Each year, the Inman News team puts together a list of predictions for the coming year in real estate. Here are 10 things we think will happen in 2006:
1. Google’s new Base service, which enables people to upload content to the Web – similar to a self-serve classifieds listings service – will be a big hit and completely rearrange the online listings and lead generation landscape for real estate, marketing and media companies.
2. A cooler housing market will shake tens of thousands of real estate agents out of the business. Many of those agents will move onto the next big thing: operating a retail business on eBay. Others will become full-time bloggers, using Google AdSense skills they picked up in the real estate business to make money from their daily musings.
3. The U.S. Justice Department’s case against the National Association of Realtors will reach a stalemate, pending another industry-wide lawsuit over the copyright of property listings data.
4. A few major real estate brokerage companies will pull their property listings from the traditional multiple listing service and create their own private MLS, fully equipped to capture and manage online consumer inquiries.
5. A handful of major traditional brokerage companies will open alternative, discount channels in addition to their full-service options to diversify their business and capture the whole gamut of consumers in a changing market.
6. Former Homestore executives Stuart Wolff and Peter Tafeen will settle criminal and civil lawsuits accusing them of misleading investors and causing Homestore’s financial nosedive about five years ago. The two will come out of the scandal virtually unscathed.

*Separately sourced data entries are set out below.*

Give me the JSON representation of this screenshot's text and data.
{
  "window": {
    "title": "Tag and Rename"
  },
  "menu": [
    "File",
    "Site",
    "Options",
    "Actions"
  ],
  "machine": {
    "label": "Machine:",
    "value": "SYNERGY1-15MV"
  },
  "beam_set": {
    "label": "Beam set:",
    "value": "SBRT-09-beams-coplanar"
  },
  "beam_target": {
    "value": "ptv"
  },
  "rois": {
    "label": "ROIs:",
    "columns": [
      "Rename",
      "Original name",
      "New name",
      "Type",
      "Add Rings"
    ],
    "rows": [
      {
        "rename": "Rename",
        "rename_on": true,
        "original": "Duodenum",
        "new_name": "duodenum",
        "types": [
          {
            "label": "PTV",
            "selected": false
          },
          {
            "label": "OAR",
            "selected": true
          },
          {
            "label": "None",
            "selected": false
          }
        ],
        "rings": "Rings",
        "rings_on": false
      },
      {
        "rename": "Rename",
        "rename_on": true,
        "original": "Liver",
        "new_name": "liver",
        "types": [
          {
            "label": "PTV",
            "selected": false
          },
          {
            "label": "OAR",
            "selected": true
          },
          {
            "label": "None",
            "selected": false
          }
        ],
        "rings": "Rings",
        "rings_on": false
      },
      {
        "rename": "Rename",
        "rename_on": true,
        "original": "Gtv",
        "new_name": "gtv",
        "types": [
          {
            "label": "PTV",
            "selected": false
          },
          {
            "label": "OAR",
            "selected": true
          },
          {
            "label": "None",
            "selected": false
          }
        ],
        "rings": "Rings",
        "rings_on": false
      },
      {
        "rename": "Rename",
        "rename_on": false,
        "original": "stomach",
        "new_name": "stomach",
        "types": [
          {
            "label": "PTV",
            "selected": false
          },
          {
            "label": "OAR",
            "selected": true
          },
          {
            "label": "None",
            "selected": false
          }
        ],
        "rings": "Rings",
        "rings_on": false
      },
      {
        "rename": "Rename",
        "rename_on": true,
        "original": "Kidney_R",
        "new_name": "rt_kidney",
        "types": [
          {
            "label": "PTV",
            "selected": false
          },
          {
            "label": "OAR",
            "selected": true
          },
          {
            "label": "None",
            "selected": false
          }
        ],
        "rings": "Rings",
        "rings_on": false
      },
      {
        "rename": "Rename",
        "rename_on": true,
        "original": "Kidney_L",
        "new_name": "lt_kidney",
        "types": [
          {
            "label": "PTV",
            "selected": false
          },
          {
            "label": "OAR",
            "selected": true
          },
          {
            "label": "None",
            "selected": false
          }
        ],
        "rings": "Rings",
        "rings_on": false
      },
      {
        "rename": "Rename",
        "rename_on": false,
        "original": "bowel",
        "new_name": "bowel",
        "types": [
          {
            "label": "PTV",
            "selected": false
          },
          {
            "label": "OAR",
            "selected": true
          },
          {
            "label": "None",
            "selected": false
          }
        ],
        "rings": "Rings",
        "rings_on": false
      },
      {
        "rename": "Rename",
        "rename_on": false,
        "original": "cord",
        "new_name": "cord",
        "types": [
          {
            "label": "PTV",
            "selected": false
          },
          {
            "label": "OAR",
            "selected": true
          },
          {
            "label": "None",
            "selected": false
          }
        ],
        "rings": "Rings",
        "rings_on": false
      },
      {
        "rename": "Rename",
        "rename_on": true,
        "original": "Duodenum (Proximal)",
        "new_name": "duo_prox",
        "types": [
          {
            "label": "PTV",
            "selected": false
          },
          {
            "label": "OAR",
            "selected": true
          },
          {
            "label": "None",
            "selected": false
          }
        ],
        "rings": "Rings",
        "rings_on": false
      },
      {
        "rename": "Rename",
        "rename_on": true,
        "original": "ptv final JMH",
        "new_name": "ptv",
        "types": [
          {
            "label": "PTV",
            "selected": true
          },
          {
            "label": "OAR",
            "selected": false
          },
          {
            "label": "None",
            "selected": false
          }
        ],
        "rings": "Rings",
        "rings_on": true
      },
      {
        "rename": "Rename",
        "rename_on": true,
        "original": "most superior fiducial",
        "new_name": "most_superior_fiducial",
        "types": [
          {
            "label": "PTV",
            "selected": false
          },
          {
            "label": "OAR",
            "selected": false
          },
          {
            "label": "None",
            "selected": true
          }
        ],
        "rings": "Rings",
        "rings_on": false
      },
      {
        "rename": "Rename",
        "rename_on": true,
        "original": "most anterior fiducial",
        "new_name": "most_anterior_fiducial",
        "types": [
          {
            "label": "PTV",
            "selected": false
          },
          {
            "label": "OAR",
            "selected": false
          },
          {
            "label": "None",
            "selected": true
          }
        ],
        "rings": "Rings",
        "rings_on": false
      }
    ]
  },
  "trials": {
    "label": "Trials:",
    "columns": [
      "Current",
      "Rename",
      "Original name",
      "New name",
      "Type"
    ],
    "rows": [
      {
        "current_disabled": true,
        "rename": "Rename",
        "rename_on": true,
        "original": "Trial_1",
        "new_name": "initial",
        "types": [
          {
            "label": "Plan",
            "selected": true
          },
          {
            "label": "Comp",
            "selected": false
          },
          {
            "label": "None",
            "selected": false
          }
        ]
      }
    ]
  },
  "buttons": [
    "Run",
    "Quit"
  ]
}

7. Inman News Publisher Bradley Inman will launch another company, this time focusing on cyber-dating within the real estate community. He will also launch a documentary film series, “Life and Times of Real Estate Rogues.”
8. Interest rates will steadily climb, but remain low enough that a wave of homeowners with aging adjustable-rate mortgages will refinance into long-term fixed-rate mortgages, creating another boom for the mortgage and title industries.
9. Wal-Mart will open an online home-ordering business, much like Sears’ catalog homes of the early 1900s.
10. A large existing online company will enter real estate by creating a consumer-direct portal where people can research all things real estate, read the latest headlines, browse available homes, download legal forms and chat with peers.